Wednesday, October 10, 2018

What You Need to Know About the Strengthening the Tenth Amendment Through Entrusting States (STATES) Act

While 46 states have instituted laws permitting or decriminalizing cannabis or cannabis-based products in some way, prior events this year created an environment of legal uncertainty.

Since 2013, cannabis companies have relied on guidance contained within a trio of memos from former deputy U.S. Attorney General James Cole, which detailed the federal government’s concerns with preventing marijuana distribution to minors, gangs, or into states where the drug’s sale remains illegal, as well as preventing the use of the drug as a pretext to traffic other illegal drugs, in use with violent firearms, driving under the influence, and growing marijuana on public lands or on federal property.

Those companies who were compliant with state cannabis laws and did not run afoul of any of these concerns basically considered themselves as being safe from federal prosecution.

But that security diminished earlier this year when U.S. Attorney General Jeff Sessions rescinded the guidance in the Cole memos. The new Sessions guidance essentially shifted the discretion to decide if a marijuana company was aiding and abetting in criminal activity from the Department of Justice to individual states’ U.S. Attorneys.
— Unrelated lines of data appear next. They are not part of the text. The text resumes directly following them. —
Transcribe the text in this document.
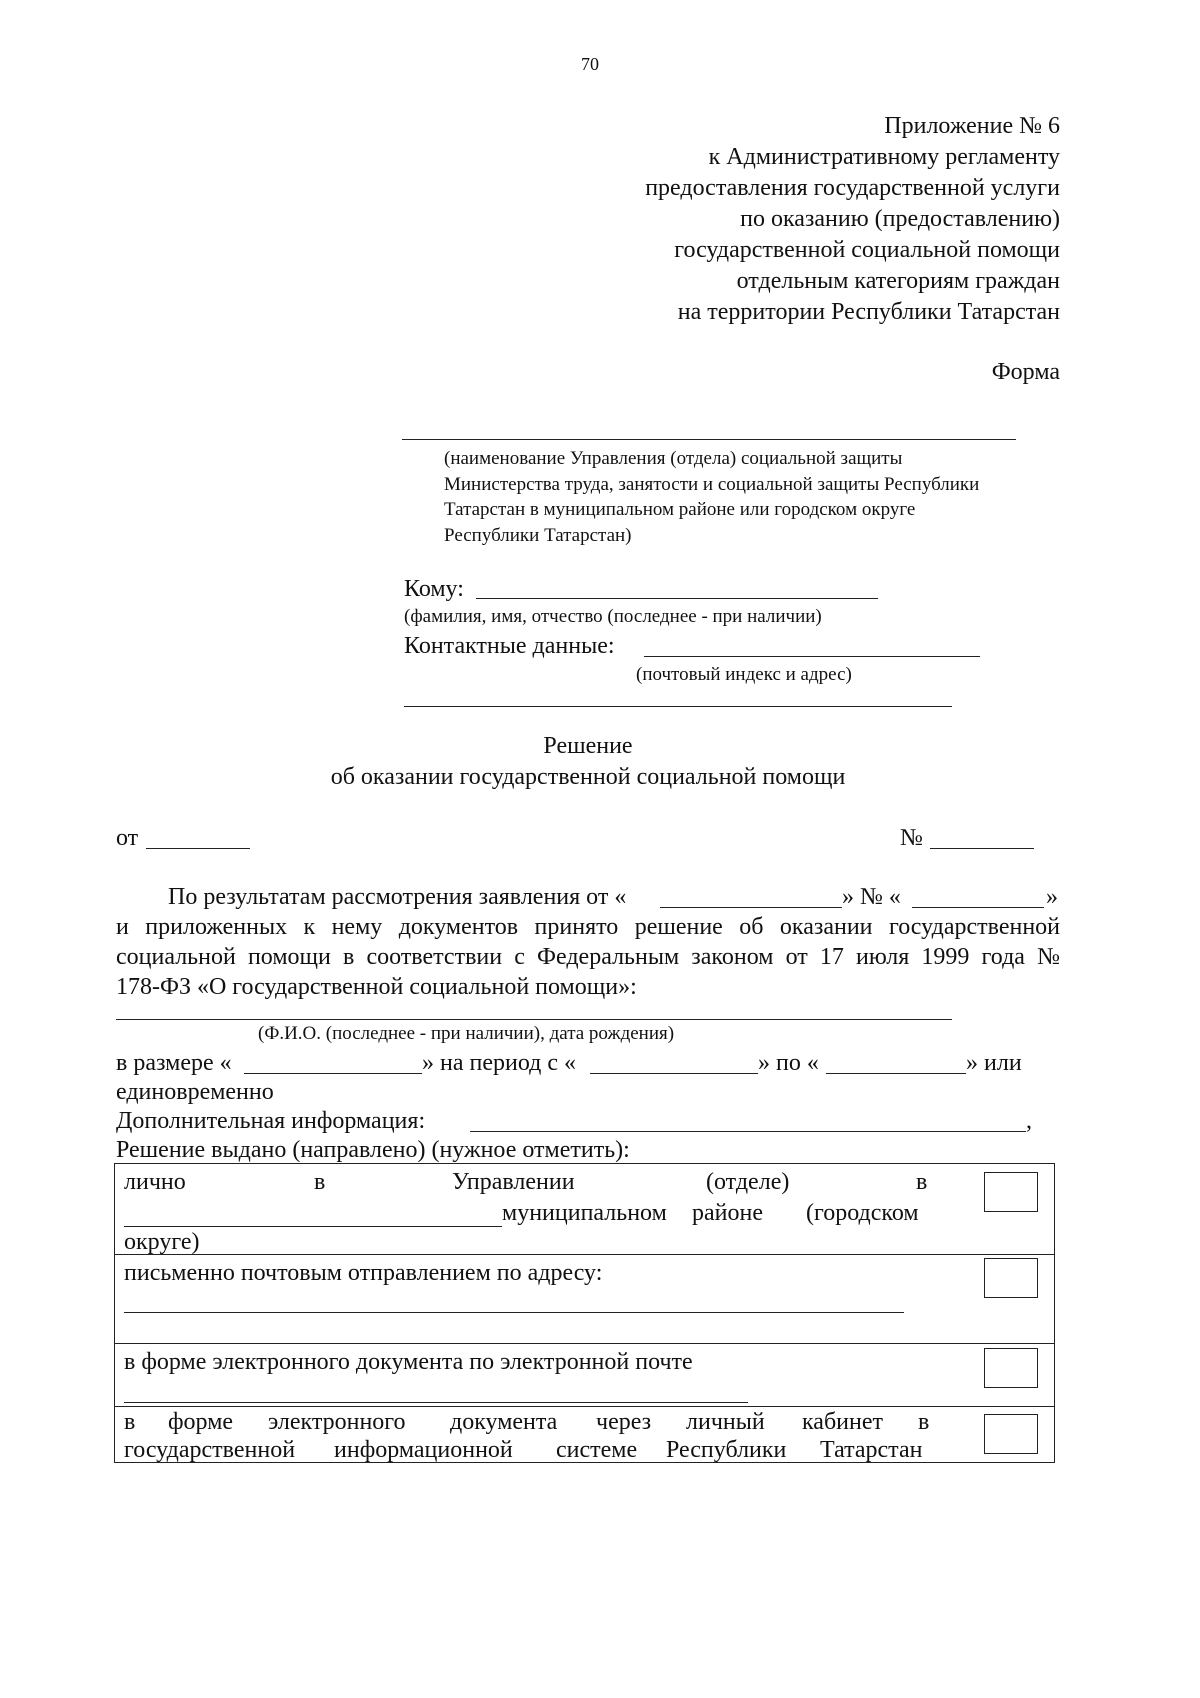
70
Приложение № 6
к Административному регламенту
предоставления государственной услуги
по оказанию (предоставлению)
государственной социальной помощи
отдельным категориям граждан
на территории Республики Татарстан
Форма
(наименование Управления (отдела) социальной защиты
Министерства труда, занятости и социальной защиты Республики
Татарстан в муниципальном районе или городском округе
Республики Татарстан)
Кому:
(фамилия, имя, отчество (последнее - при наличии)
Контактные данные:
(почтовый индекс и адрес)
Решение
об оказании государственной социальной помощи
от	№
По результатам рассмотрения заявления от «	» № «	»
и приложенных к нему документов принято решение об оказании государственной
социальной помощи в соответствии с Федеральным законом от 17 июля 1999 года №
178-ФЗ «О государственной социальной помощи»:
(Ф.И.О. (последнее - при наличии), дата рождения)
в размере «	» на период с «	» по «	» или
единовременно
Дополнительная информация:	,
Решение выдано (направлено) (нужное отметить):
лично	в	Управлении	(отделе)	в
муниципальном районе (городском
округе)
письменно почтовым отправлением по адресу:
в форме электронного документа по электронной почте
в форме электронного документа через личный кабинет в
государственной информационной системе Республики Татарстан
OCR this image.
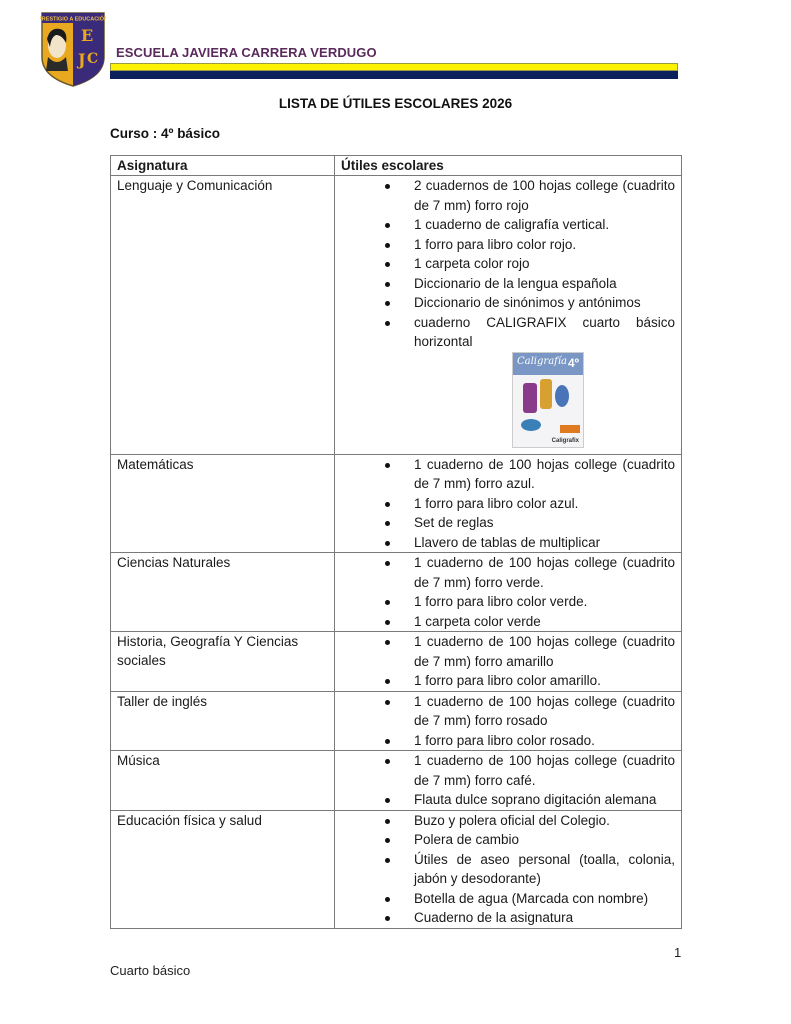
PRESTIGIO A EDUCACIÓN
E
J C ESCUELA JAVIERA CARRERA VERDUGO
LISTA DE ÚTILES ESCOLARES 2026
Curso : 4º básico
Asignatura	Útiles escolares
Lenguaje y Comunicación	2 cuadernos de 100 hojas college (cuadrito de 7 mm) forro rojo
1 cuaderno de caligrafía vertical.
1 forro para libro color rojo.
1 carpeta color rojo
Diccionario de la lengua española
Diccionario de sinónimos y antónimos
cuaderno CALIGRAFIX cuarto básico horizontal
Caligrafía 4º
Caligrafix

Matemáticas	1 cuaderno de 100 hojas college (cuadrito de 7 mm) forro azul.
1 forro para libro color azul.
Set de reglas
Llavero de tablas de multiplicar

Ciencias Naturales	1 cuaderno de 100 hojas college (cuadrito de 7 mm) forro verde.
1 forro para libro color verde.
1 carpeta color verde

Historia, Geografía Y Ciencias sociales	
1 cuaderno de 100 hojas college (cuadrito de 7 mm) forro amarillo
1 forro para libro color amarillo.

Taller de inglés	1 cuaderno de 100 hojas college (cuadrito de 7 mm) forro rosado
1 forro para libro color rosado.

Música	1 cuaderno de 100 hojas college (cuadrito de 7 mm) forro café.
Flauta dulce soprano digitación alemana

Educación física y salud	Buzo y polera oficial del Colegio.
Polera de cambio
Útiles de aseo personal (toalla, colonia, jabón y desodorante)
Botella de agua (Marcada con nombre)
Cuaderno de la asignatura
1
Cuarto básico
In response to this new decision and the increasing state-level support for legalizing cannabis in some way, Democratic Senator Elizabeth Warren and Republican Senator Cory Gardner introduced the Strengthening the Tenth Amendment Through Entrusting States (STATES) Act bill. The Act’s intended purpose is to uphold each state’s right to determine their own approach to marijuana within their borders and applies to Washington D.C., U.S. territories, and federally recognized tribes.

The proposed legislation purports to amend the Controlled Substances Act (CSA) so that as long as states and tribes comply with its provisions, the CSA no longer applies to any person complying with the relevant State or tribal laws regarding the manufacturing, production, possession, distribution, etc. of marijuana.

This essentially means that compliant transactions would not constitute drug trafficking or result in forfeiture or seizure of assets used in or received from legal cannabis operations. The Act does not alter the prohibition on employing anyone under eighteen in marijuana operations and additionally prohibits the distribution of marijuana at transportation safety facilities like rest areas and truck stops. It also prohibits the sale of marijuana to persons under the age of 21.

It is significant that the bill does not change or alter the Controlled Substances Act or re-schedule or decriminalize marijuana—it would only remove industrial hemp from the CSA. The Act does give each state the freedom to decide how to handle cannabis within its own borders, and more importantly, it would make it unlawful for the Department of Justice to enforce the CSA again state-legal marijuana users or medical or creational cannabis businesses.

The implications of this new bill are vast; it would be a stepping stone in the road to nationwide legalization of marijuana and would bring renewed comfort to wary banks and other institutions who are interested in investing in the cannabis industry but have held off given the potential legal consequences. And in a win for intellectual property holders, the Act would allow state-legal cannabis businesses to secure federally registration of their trademarks.

While the bill has not gained much traction since it was unveiled earlier in the summer of 2018, the results of the 2018 midterm elections may give it some needed momentum.